3. For better compatibility with existing appliers 3 parameters added:

• texture repeats
• texture offset
• texture rotation

4. It possible now to create custom MBPS compatible appliers. Code for communication between applers and mesh body parts moved to separate script. Scipt processing now linked message with code 0x40000, encoding textire UUID if message have some and sending message to mesh body part. Message format to be sended to script:

   part name | alpha value | color vector | repeats | offset | rotation

Part name is only required parameter, others are optional. For example operator

   llMessageLinked(
       LINK_SET,
      0x40000,
      "underpants||<1,1,1>",
      "89556747-24cb-43ed-920b-47caed15465f" );

will set underpants texture and color without changing alpha, texture repeats, offset and rotation. Texture UUID will be crypted before sending it to body part.

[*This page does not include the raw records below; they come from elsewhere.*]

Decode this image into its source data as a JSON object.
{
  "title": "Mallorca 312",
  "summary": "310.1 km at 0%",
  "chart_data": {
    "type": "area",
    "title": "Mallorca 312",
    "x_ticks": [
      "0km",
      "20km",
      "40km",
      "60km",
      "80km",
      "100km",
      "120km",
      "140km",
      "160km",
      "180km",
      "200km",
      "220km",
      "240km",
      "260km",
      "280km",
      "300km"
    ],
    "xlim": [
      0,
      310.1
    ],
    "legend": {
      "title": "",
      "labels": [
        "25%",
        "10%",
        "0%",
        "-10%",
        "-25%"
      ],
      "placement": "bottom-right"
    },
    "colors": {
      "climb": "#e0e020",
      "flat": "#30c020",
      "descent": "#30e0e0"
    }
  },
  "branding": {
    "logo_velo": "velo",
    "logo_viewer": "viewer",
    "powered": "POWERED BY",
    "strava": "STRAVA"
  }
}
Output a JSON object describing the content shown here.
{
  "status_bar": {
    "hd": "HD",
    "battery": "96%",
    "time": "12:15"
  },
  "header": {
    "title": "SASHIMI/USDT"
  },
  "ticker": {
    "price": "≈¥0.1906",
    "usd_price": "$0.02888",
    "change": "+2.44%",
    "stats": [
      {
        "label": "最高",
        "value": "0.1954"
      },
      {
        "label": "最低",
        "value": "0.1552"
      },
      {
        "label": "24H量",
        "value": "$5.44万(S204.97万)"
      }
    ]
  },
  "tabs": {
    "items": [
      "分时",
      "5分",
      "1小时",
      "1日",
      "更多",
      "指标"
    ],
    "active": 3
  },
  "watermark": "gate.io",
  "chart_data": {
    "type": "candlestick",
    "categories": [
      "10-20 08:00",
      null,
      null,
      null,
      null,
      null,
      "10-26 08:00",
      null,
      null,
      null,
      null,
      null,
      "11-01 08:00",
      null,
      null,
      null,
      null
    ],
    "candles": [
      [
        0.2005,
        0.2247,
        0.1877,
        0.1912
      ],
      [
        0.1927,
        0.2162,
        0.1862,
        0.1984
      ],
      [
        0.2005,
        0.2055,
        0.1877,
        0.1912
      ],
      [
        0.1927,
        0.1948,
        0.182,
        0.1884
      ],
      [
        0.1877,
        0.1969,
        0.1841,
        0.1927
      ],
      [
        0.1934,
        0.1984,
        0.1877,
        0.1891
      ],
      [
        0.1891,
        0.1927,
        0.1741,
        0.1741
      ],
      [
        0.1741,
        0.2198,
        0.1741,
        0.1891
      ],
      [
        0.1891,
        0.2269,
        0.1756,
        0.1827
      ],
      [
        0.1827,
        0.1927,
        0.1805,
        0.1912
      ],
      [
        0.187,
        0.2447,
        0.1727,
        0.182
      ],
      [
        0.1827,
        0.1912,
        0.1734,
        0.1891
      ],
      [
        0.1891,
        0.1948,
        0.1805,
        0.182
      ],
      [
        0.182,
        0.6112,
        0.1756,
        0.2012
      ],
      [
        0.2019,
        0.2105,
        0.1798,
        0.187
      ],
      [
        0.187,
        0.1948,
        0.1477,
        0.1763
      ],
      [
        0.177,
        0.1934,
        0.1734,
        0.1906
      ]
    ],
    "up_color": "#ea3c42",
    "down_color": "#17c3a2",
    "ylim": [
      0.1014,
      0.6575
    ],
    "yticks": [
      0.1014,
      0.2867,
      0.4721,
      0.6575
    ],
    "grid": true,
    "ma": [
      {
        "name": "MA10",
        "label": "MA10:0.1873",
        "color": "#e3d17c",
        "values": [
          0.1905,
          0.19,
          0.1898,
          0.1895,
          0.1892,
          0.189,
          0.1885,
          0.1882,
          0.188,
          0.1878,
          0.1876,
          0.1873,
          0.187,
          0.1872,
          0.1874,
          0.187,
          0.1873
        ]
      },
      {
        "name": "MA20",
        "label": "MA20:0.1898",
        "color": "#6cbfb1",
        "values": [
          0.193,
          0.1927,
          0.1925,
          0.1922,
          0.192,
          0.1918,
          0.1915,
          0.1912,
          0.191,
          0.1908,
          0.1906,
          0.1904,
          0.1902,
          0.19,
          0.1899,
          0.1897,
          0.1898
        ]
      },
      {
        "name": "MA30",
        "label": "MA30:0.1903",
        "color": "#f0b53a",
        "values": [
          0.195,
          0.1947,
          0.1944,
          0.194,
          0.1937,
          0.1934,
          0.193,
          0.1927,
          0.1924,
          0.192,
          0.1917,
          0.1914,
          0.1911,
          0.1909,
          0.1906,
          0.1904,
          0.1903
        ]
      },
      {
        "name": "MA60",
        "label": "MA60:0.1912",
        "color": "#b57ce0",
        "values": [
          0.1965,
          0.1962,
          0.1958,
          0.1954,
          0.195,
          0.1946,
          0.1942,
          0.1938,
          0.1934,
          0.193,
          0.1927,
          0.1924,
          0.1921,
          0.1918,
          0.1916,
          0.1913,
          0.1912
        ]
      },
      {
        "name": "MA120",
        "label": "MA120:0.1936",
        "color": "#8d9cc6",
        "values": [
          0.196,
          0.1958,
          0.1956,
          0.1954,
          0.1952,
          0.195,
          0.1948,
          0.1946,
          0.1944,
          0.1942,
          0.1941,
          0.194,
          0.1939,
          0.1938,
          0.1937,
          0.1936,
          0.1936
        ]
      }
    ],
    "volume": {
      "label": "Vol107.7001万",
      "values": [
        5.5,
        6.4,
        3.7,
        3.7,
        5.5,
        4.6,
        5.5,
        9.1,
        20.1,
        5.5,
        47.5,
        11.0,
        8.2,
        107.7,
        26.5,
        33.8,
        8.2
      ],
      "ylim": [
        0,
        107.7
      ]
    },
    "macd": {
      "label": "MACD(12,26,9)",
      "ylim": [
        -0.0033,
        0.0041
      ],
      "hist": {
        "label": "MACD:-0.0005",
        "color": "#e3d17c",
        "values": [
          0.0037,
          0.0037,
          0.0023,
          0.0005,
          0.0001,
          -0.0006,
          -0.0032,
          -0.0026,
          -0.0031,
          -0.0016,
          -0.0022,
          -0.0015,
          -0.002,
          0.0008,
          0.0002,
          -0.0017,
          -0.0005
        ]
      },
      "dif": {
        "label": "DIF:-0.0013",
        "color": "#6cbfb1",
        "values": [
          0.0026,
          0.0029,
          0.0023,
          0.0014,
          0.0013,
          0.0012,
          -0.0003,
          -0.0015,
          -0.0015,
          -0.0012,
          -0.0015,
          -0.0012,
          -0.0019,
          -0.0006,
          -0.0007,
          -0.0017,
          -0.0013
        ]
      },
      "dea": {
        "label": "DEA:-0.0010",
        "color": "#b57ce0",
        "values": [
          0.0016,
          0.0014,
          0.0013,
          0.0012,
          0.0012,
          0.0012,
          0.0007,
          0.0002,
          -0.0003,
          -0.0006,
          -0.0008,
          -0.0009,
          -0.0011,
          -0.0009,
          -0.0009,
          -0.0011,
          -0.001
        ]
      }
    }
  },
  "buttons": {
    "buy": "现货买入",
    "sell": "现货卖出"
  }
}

 5. Existing formats support added
A lot of clothes creators have tonns of appliers already. So support of existing popular applier configuration formats was added:

• Lolas Tango, Lolas Mirage, Lush, Boop breast implants
• Lucky Inc. Phat Azz mesh bottom
• Sking Mesh bottom

 

 

 

 

[Yabusaka Loon]

I couldn't really get no.4 but I assume you quited using notecard for setting UUID and decided to use llMessageLinked script instead?

llMessageLinked is another thing which is easy to listen-in... but I guess it doesn't really matter since most of current appliers also have security hole anyways?

 

[Felicia Silversmith]

Notecards still going to be main engine of textures applying. Developer Kit contains ready to use MBPS compatible applyer temaplate wich clothes and skins creators have to just configure to use with their creations. llMessageLinked was added as extention to make possible creation of custom MBPS compatible appliers. It is optional functionality. In common way creators will just configure ready applier with notecard as they doing now with other appliers.

About security holes...

IMPORTANT INFO FOR SKIN & CLOTHES CREATORS

Default MBPS applier have 2 prims. Scripts and notecard located in child prim. By default MBPS applier template is full perm to let you setup parameters in notecard. But before sharing applyer creator should make applier NO MOD for next owner. In this case notecard can not be readed somehow by scripted hacking tools and texture UUID can not be stolen. Applier shows warning when you configure it in case you did not made it no mod. So make sure you dont get warning message before selling your appliers.

 

[Yabusaka Loon]

Its still possible to pull out notecard from No MOD object (even from child prim).

I understand that there is no perfect solution for this though.